Mrs. Graw shook her head and said, No.
So Clare straightened her shoulders and considered logistics. Both apparitions wore expectant expressions, and Clare didn’t think she should send one on, then the other. That didn’t seem right according to some inner sense. And now that she thought about it, there did seem to be an inner pressure building within her that these two needed to go—wherever they went. Discovering where the ghosts went was absolutely the last of Clare’s priorities. Discovering how to make their transition easier on them, and her, was the first.
She shook out her body and loosened her muscles, aware Desiree scrutinized her. Clare took another swallow of water from the despised pink bottle, a bright, modern color that seemed so wrong in these surroundings.
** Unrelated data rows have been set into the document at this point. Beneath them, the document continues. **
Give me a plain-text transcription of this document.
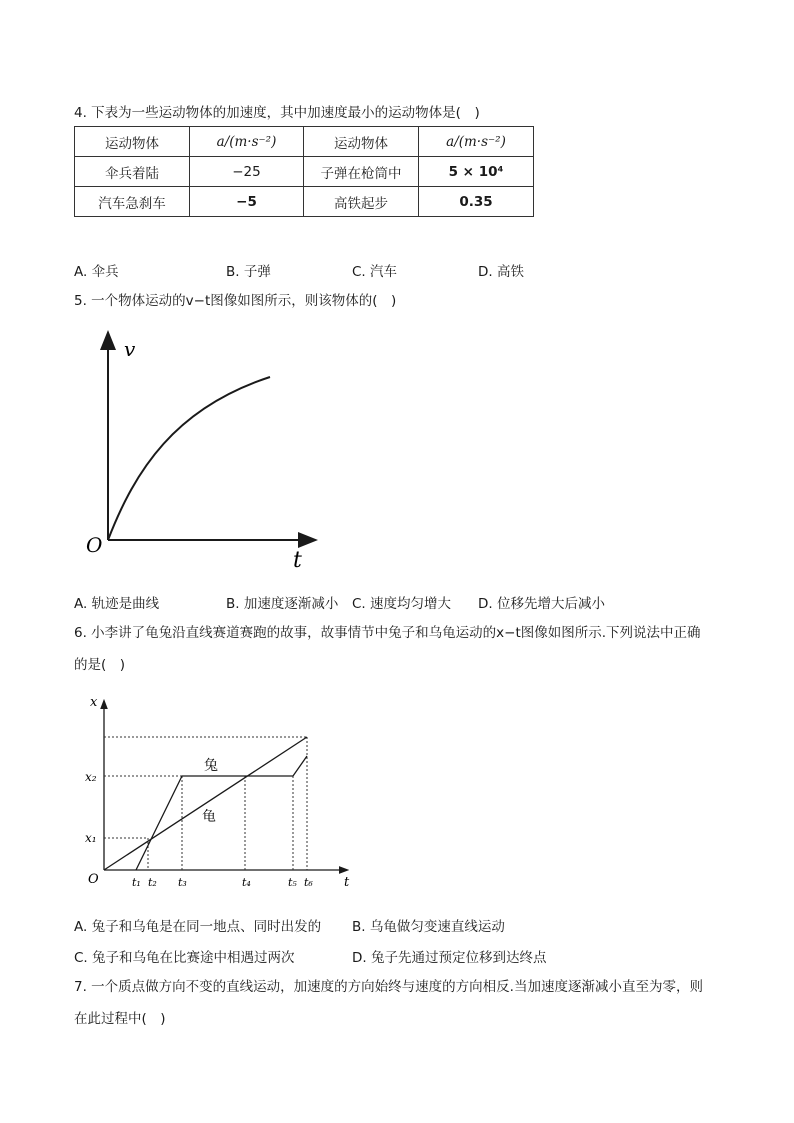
4. 下表为一些运动物体的加速度，其中加速度最小的运动物体是(　)
运动物体	a/(m·s⁻²)	运动物体	a/(m·s⁻²)
伞兵着陆	−25	子弹在枪筒中	5 × 10⁴
汽车急刹车	−5	高铁起步	0.35
A. 伞兵	B. 子弹	C. 汽车	D. 高铁
5. 一个物体运动的v−t图像如图所示，则该物体的(　)
v
t
O
A. 轨迹是曲线	B. 加速度逐渐减小 C. 速度均匀增大 D. 位移先增大后减小
6. 小李讲了龟兔沿直线赛道赛跑的故事，故事情节中兔子和乌龟运动的x−t图像如图所示.下列说法中正确
的是(　)
x
t
O
x₂
x₁
t₁ t₂ t₃	t₄	t₅ t₆
兔
龟
A. 兔子和乌龟是在同一地点、同时出发的 B. 乌龟做匀变速直线运动
C. 兔子和乌龟在比赛途中相遇过两次	D. 兔子先通过预定位移到达终点
7. 一个质点做方向不变的直线运动，加速度的方向始终与速度的方向相反.当加速度逐渐减小直至为零，则
在此过程中(　)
She shrugged the thought
off, hooked the bottle to her belt loop again, and said, “I think you should put Sammy down, Mrs. Graw, and just hold his hand,” Clare stated so Desiree could listen.
You won’t separate me from him again!
“No. I won’t separate you,” Clare said, just as Sammy wrapped his arms around his mother’s legs and said, No, the nice lady won’t make us go on alone.
That had to be a factor as to why both ghosts had stayed. Some people didn’t want to die alone, Clare knew, and perhaps the reverse was true. Some people liked to die and transition alone. Were there ghosts around because they’d died with a mass of people? Clare didn’t like thinking of mass deaths . . . and the ghosts a horrific event could throw.
But now the Graws stood closely side by side, Sammy leaning against his mother, and her hand around his shoulder and gripping it. No, the woman wouldn’t let go of her son easily, nor the son his mother. Clare wondered briefly about the husband in the equation, if he had found himself out of the circle of their love, or if they loved each other more because he’d pushed them out of his affections.
She might find out, since she had to merge with them.
“All right,” she said. “Mrs. Graw, I know that timing matters in when a ghost can go on. What is the timing here?” She had to get some solid rules to go by.
I manifest every day, the woman said simply. Every day I want my Sammy, and as the sun reaches the zenith of the sky, I stop listening to him whimper in the dark and come to try and find him in the light. Her ghostly bosom shivered with a sigh. But there is no good light, only dimness.
“There’s light now,” Clare said.
The phantoms nodded.
Clare shot a look at the windows and said, “Can you please come to me for your transition? I’ll hug both of you,” Clare said.
They smiled, their features hauntingly alike, and glided to within inches of her.
Clare tried to still her mind; instead it seemed like she’d just dropped a blanket on top of a bed of worries that wriggled under it like frantic puppies. She ignored incipient fear.
She held out her arms; the ghosts surged toward her like flames in a draft. Like the other spirits she’d helped, these wanted to leave, which was all to the good.